Berlin (CNSNews.com) – The European Union suggested on Tuesday that member-states should implement existing copyright rules to require tech giants to share revenues with publishers, as Australia is seeking to do.
The Australian government announced the same day that it had reached a “compromise” with Facebook, after introducing last-minute changes to its controversial revenue-sharing legislation, which Facebook had protested by blocking all news-sharing on its platform in Australia. The government gave platforms more time to strike deals with publishers, and Facebook backed down from its news blackout.
Responding to calls for similar provisions in the E.U., the bloc’s digital affairs officer, Margrethe Vestager, said the E.U. already has provisions in place, but member-states had been slow to ratify them into national law.
“We’ve already covered this in the Copyright Directive,” she said during a debate in the European Parliament. “The copyright legislation – where actually as a publisher you have a right to get paid for your content – has only been fully transposed so far in France. And they are actually moving forward with agreements between publishers and some of the platforms.”
The directive referred to by Vestager was adopted by the E.U. in 2019. One of its articles requires online content providers to get a license for sharing “snippets” of content, although to date only France has attempted to apply it.
“It is important that we have this directive, and it is important that the member states transpose it into national law,” she said.
France’s attempt to apply the new law, targeting Google in its case, met with a similar challenge last year, with the tech giant circumventing the rules by announcing it would omit “snippets” and only display headlines in its French search results.
The country's competition agency ruled against Google in April 2020, forcing it to pay French newspaper groups a reported $76 million over the next three years. On Tuesday, however, French antitrust investigators accused Google of failing to comply with the orders.
The challenges experienced in France may indicate why Google had not fought the Australian code. Instead, unlike Facebook, it immediately began negotiating deals with media publishers in Australia.
In similar vein, Facebook may have taken note of Google’s struggles in Europe; it announced on Monday that it has started negotiations with publishing groups in France, Germany and Britain.
Vestager’s comments came after a joint call by Microsoft and four European media groups for the E.U. to adopt “Australian-style arbitration mechanisms.”
The groups insisted that E.U. provisions, existing and proposed, were not enough.
“Although press publishers have been granted a neighboring right in the E.U., negotiations with such gatekeepers will not produce fair outcomes unless additional regulatory measures are brought forward,” their joint statement said.
The signatory groups said they had already started working on their own “solution to ensure that Europe’s press publishers get paid for the use of their content.”
Microsoft president Brad Smith told Welt early this week the move was needed to address power imbalances of tech giants.
“I am convinced that governments across Europe – and in Brussels – should study Australian legislation carefully,” he said. “The European Commission has the ability to address the imbalance and lack of competition in these markets.”

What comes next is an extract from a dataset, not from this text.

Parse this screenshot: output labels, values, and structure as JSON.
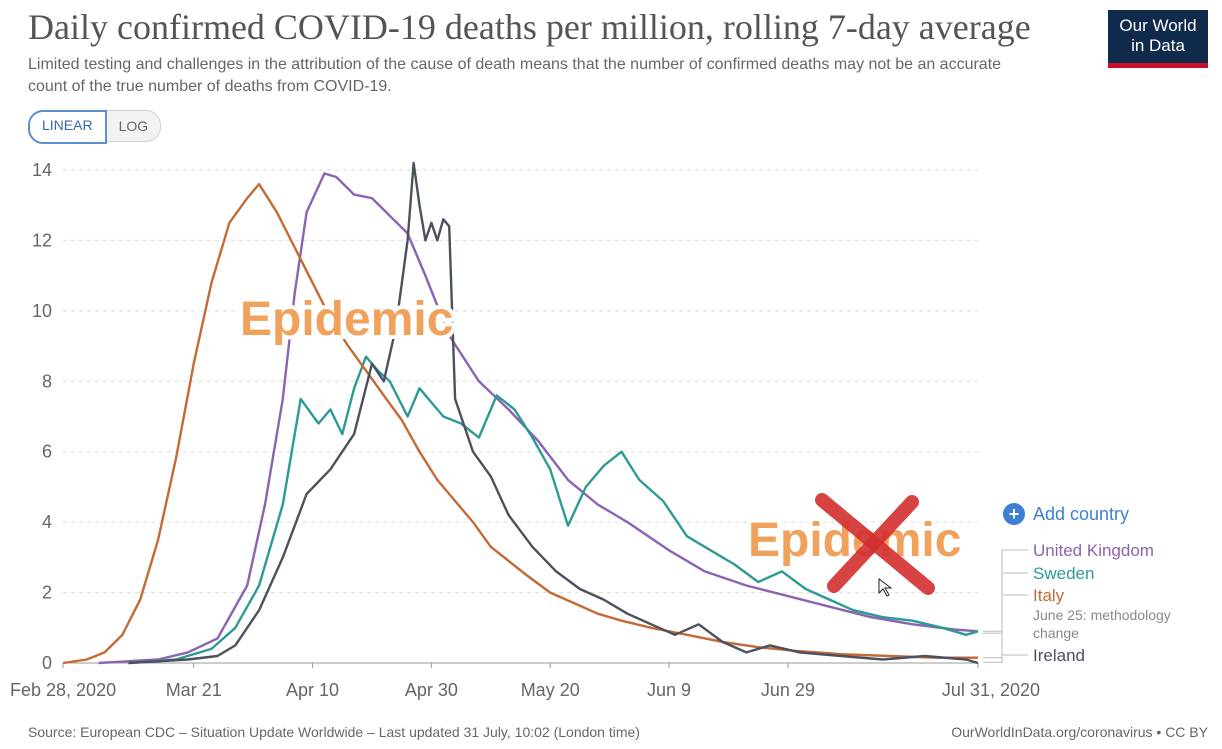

Smith noted that the U.S. was also working on similar provisions. “Congress is currently working on laws that will enable publishers to join forces and negotiate together,” he said. “Which is ultimately based on the Australian way.”
Last Sunday, Vestager said in an interview with Welt am Sonntag that the E.U. has proposed coordination with the U.S.
“Americans fear Big Tech as much as we do,” she said. “I expect a lot from President Biden. The E.U. has already proposed cooperation with his government.”
Canada has also backed the Australian code and indicated it will be working with some European countries to implement a common front.
Prime Minister Justin Trudeau said Tuesday he would be “coordinating efforts” with Australia to adopt a similar model.
Earlier, Canadian Heritage Minister Steven Guilbeault said he had been in talks with France, Germany, and Finland, and that further countries may join the initiative.
“It was the first ministerial meeting where we jointly started talking about what we want to do together regarding web giants,” he said. “Is Facebook going to cut ties with Germany, with France, with Canada, with Australia and other countries that will join? At a certain point, Facebook’s position will be completely untenable.”
A 2020 report by the Reuters Institute for the Study of Journalism found that 40 percent of surveyed participants in the U.S. and 50 percent in Britain said “nothing could persuade them to pay” for news. In Australia, just 14 percent of users paid for online news over the year while in Europe the numbers were even lower: 12 percent in Spain, 10 percent in Germany and France, and seven percent in Britain.